Curtis a construit une oeuvre dont la cohésion intellectuelle est remarquable : ses travaux sur l’instruction publique en Ontario et dans l’Ouest (True Government by Choice Men?, 1992) et sur l’émergence de l’approche scientifique et d’une protosociologie par l’étude du recensement de la population (Politics of Population : Statistics, State Formation, and the Census of Canada, 2001) conduisent directement au présent ouvrage dans lequel l’instruction publique, l’alphabétisation et l’ignorance offrent un terrain d’enquête pour pousser plus avant la compréhension des débuts de l’enquête quantitative sur les initiatives de scolarisation et sur la montée de l’État.

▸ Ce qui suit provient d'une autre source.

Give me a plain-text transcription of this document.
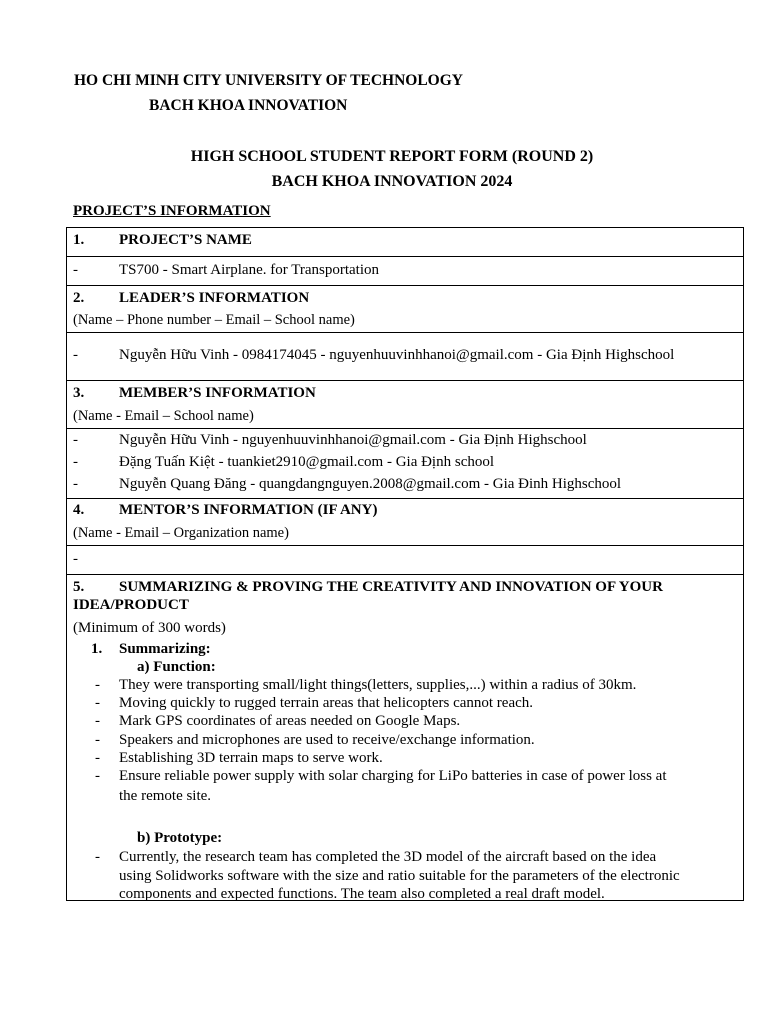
HO CHI MINH CITY UNIVERSITY OF TECHNOLOGY
BACH KHOA INNOVATION
HIGH SCHOOL STUDENT REPORT FORM (ROUND 2)
BACH KHOA INNOVATION 2024
PROJECT’S INFORMATION
1. PROJECT’S NAME
-	TS700 - Smart Airplane. for Transportation
2. LEADER’S INFORMATION
(Name – Phone number – Email – School name)
-	Nguyễn Hữu Vinh - 0984174045 - nguyenhuuvinhhanoi@gmail.com - Gia Định Highschool
3. MEMBER’S INFORMATION
(Name - Email – School name)
-	Nguyễn Hữu Vinh - nguyenhuuvinhhanoi@gmail.com - Gia Định Highschool
-	Đặng Tuấn Kiệt - tuankiet2910@gmail.com - Gia Định school
-	Nguyễn Quang Đăng - quangdangnguyen.2008@gmail.com - Gia Đinh Highschool
4. MENTOR’S INFORMATION (IF ANY)
(Name - Email – Organization name)
-
5. SUMMARIZING & PROVING THE CREATIVITY AND INNOVATION OF YOUR
IDEA/PRODUCT
(Minimum of 300 words)
1. Summarizing:
a) Function:
- They were transporting small/light things(letters, supplies,...) within a radius of 30km.
- Moving quickly to rugged terrain areas that helicopters cannot reach.
- Mark GPS coordinates of areas needed on Google Maps.
- Speakers and microphones are used to receive/exchange information.
- Establishing 3D terrain maps to serve work.
- Ensure reliable power supply with solar charging for LiPo batteries in case of power loss at
the remote site.
b) Prototype:
- Currently, the research team has completed the 3D model of the aircraft based on the idea
using Solidworks software with the size and ratio suitable for the parameters of the electronic
components and expected functions. The team also completed a real draft model.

Pourquoi les tentatives répétées pour instruire le peuple, depuis le début du 19e siècle, ont-elles échoué? À la lecture de l’analyse, on comprend que la réponse à cette question est dans le titre, et en particulier dans le mot « ruling ». Diriger, formater par l’école. Mais QUI le fera? Londres, les gouverneurs, l’Église catholique, l’Église anglicane, la Chambre d’assemblée, le Conseil législatif, les Patriotes, la Montreal Constitutional Association? La politisation de la question scolaire, évidente lors de la non-reconduction de la loi des écoles d’Assemblée de 1829 par le Conseil législatif en 1836, est toujours d’ores et déjà là : qui souhaite former les enfants et comment faire pour que, devenus adultes, ils suivent une voie qui se serait imposée? Veut-on angliciser et protestantiser la majorité francophone et catholique? Veut-on faire prévaloir les valeurs catholiques? Entend-on initier aux vertus républicaines? Veut-on instruire « tout simplement », comme si un tel positivisme était concevable? L’auteur fait bien voir les intérêts qui se bousculent dans les nombreux projets et lois d’instruction publique. L’un de ses apports est d’avoir analysé comment, dans le contexte des années 1800 à 1845, il a été possible d’objectiver et d’enquêter sur la population scolaire et, du coup, de dépolitiser la question. Sans être totalement originale, sa réponse est un bon révélateur du type de gouvernance qui aurait permis – et a réellement permis – d’instruire le peuple : un système municipal qui pourrait lever un système de taxation rendu acceptable et efficace par l’abolition du cens seigneurial et de la dîme ecclésiastique, cette dernière étant compensée par les réserves du clergé, et où la politique aurait joué moins fortement. La suite des choses a donné raison à cette idée : l’instruction publique décolle au Québec à compter de 1855, sous Chauveau, au moment où s’implante un système de gouvernance municipal et lorsqu’un surintendant de l’instruction publique réussit à mener une politique un tant soit peu continue.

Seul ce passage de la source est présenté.